When healthcare leaders talk about things like improving efficiencies, lowering costs and using data more effectively to improve individual and population health, the discussion invariably turns to interoperability.
But just what is interoperability?
HIMSS defines it as “the ability of different information systems, devices or applications to connect, in a coordinated manner, within and across organizational boundaries to access, exchange and cooperatively use data amongst stakeholders, with the goal of optimizing the health of individuals and populations.”
That’s quite a mouthful. The reality is, the definition often depends on who you’re talking to. In practice, interoperability means different things to different stakeholders. But one thing is clear: The seamless exchange of data and the centralized technology to make it possible are going to be instrumental to healthcare’s transformation.
Interoperability: A Closer Look
In a recent episode of our podcast series, How I Transformed This, Dr. Ashwini Zenooz, Salesforce’s SVP and General Manager of Global Healthcare and Life Sciences, shared some of her experiences from her time working as Chief Medical Officer at the VHA, where she headed up its digital modernization efforts.
Dr. Zenooz, who’s also a past board member of The Center for Medical Interoperability, notes that the VA has amazing hubs of innovation and talent within it. In fact, it’s where the electronic medical record (EMR) was initially developed. But because of all the innovation going on, there were 130 different versions of the single EMR across the organization and multiple disparate systems of record outside the EMR. The organization realized that the separate systems and data would ultimately become a roadblock to transformation.
“You need a holistic system that’s interoperable to bring all those records together,” she says. “And the data has to be good data.”
A technical person thinking about the interoperability of that system will naturally be looking at all the technical aspects involved in getting those various systems, apps and devices connected. For a clinical person, on the other hand, interoperability is about having a seamless exchange of information that allows you to take better care of people.
Ultimately, Dr. Zenooz says, it’s the combination of both. That’s why she recommends centering back on the patient’s needs and asking: What’s required to provide the best care to the patient in order to get the best outcomes?
That question will help you determine what you need from the system—essentials like good clean data, structured in a format that enables analytics, and the ability to go with the patient where the patient needs their care to go.
Interoperability and the Patient Experience
In the context of the patient experience, it’s important to recognize that interoperability is much more than just the clinical component, though. When healthcare leaders talk about the patient experience, they often focus on the patient’s interaction with the doctor and the clinical record. The EMR is great for that. But there is still so much more that could and should be automated beyond the EMR.
Consider the time-consuming administrative processes both patients and physicians still have to deal with that happen outside the EMR and the doctor visit.

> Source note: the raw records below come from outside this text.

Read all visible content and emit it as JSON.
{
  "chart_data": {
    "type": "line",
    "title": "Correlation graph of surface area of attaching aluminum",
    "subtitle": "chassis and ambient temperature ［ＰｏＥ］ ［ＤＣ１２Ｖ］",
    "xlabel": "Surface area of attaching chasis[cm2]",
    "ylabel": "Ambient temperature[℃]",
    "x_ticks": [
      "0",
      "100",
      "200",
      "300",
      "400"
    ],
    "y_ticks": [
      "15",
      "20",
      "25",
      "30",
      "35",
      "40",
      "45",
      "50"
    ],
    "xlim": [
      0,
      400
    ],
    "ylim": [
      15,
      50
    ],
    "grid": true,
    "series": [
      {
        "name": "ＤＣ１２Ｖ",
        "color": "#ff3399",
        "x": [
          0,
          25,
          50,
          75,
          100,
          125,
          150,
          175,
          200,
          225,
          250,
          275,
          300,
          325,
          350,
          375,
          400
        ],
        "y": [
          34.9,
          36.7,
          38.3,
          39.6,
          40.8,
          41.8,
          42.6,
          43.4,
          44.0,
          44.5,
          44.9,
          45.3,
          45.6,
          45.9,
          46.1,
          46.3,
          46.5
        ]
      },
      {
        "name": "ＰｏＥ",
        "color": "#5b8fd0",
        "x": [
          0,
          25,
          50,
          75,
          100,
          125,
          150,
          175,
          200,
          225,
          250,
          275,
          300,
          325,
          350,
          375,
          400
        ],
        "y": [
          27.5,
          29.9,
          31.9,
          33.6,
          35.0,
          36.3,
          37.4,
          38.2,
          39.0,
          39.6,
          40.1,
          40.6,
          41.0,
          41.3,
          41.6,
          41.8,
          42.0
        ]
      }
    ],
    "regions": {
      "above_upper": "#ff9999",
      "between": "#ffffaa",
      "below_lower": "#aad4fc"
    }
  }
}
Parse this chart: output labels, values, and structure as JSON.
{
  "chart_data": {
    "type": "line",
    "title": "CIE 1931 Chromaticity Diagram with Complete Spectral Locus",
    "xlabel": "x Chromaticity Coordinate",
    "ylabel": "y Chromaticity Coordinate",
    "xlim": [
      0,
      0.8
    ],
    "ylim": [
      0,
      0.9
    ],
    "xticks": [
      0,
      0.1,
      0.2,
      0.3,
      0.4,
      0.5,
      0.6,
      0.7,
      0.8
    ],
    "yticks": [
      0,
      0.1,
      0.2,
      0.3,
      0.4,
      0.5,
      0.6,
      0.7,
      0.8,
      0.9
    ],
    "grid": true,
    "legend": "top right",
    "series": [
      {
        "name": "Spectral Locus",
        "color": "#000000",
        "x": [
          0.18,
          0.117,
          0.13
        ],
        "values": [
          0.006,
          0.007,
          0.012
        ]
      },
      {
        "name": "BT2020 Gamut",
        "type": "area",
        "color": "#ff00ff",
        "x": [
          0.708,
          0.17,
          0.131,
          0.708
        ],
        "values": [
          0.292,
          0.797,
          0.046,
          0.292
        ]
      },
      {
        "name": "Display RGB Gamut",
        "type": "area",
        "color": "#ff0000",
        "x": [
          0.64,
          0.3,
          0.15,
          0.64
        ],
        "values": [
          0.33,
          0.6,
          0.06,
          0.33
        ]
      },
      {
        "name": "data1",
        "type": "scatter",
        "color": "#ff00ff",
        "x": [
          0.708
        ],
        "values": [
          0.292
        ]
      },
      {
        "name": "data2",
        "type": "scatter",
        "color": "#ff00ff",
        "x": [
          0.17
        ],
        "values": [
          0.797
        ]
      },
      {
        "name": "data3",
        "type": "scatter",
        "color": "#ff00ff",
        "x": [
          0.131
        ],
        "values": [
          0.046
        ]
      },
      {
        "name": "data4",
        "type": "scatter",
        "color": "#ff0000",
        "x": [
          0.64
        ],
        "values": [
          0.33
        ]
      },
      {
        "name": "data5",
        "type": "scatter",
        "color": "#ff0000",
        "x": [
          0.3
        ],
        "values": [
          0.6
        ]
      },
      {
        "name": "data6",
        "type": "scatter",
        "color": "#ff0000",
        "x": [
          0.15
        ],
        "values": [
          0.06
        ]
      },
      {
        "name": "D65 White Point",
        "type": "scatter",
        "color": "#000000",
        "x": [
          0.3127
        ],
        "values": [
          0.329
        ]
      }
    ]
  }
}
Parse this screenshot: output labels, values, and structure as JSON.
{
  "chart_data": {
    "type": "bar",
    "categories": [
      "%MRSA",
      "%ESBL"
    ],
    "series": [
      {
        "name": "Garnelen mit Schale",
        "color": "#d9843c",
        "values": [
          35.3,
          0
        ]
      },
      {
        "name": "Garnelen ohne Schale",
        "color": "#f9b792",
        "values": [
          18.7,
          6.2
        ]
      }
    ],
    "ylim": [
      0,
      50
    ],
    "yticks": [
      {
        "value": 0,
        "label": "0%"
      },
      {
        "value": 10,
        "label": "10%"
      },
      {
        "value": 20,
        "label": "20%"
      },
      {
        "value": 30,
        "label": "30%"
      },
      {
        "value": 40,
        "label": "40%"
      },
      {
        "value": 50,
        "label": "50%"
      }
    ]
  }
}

Whether it’s filling out forms, dealing with bills, filing claims, managing medication reorders or any number of other aspects of the experience, there’s a whole host of processes and systems that continue to lag behind when it comes to interoperability.

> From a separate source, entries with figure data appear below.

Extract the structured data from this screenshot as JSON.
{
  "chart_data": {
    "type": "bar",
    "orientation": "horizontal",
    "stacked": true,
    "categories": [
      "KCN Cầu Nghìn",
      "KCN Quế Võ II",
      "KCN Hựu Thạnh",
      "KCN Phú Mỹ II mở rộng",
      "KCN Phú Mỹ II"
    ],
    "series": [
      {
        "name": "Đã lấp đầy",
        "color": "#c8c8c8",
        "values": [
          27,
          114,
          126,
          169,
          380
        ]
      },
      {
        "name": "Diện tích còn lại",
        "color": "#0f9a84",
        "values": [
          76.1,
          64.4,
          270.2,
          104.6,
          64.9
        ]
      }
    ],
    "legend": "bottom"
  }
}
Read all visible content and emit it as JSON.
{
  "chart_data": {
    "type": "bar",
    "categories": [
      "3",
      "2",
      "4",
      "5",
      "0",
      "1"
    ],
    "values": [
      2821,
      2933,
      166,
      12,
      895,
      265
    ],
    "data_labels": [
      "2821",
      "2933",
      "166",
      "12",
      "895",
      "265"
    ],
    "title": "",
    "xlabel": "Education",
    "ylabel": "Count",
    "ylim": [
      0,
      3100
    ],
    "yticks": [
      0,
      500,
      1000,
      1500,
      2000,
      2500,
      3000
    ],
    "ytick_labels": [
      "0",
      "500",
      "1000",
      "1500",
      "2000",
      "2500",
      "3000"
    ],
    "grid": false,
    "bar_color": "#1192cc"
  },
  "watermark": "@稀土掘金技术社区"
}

Most healthcare leaders recognize the benefits of integrating all these fragmented, often complex systems. Interoperability can enhance the patient experience in addition to improving operational efficiencies, data visibility and decision-making. But the task can seem overwhelming. That’s why Dr. Zenooz is particularly enthusiastic about Salesforce’s ability to facilitate these critical changes, especially considering its track record of bringing together disparate systems and processes to create better experiences and alleviate administrative burdens and inefficiencies in other industries.
As you work toward interoperability, remember that it means different things to different people—and all of those definitions are important to ultimately putting in place a system that will help clinicians and administrative staff succeed in their jobs while delivering the best possible outcomes for patients.
As Dr. Zenooz says, “We have to think more holistically when we have these conversations, which means you have to bring a lot of different stakeholders to the table.”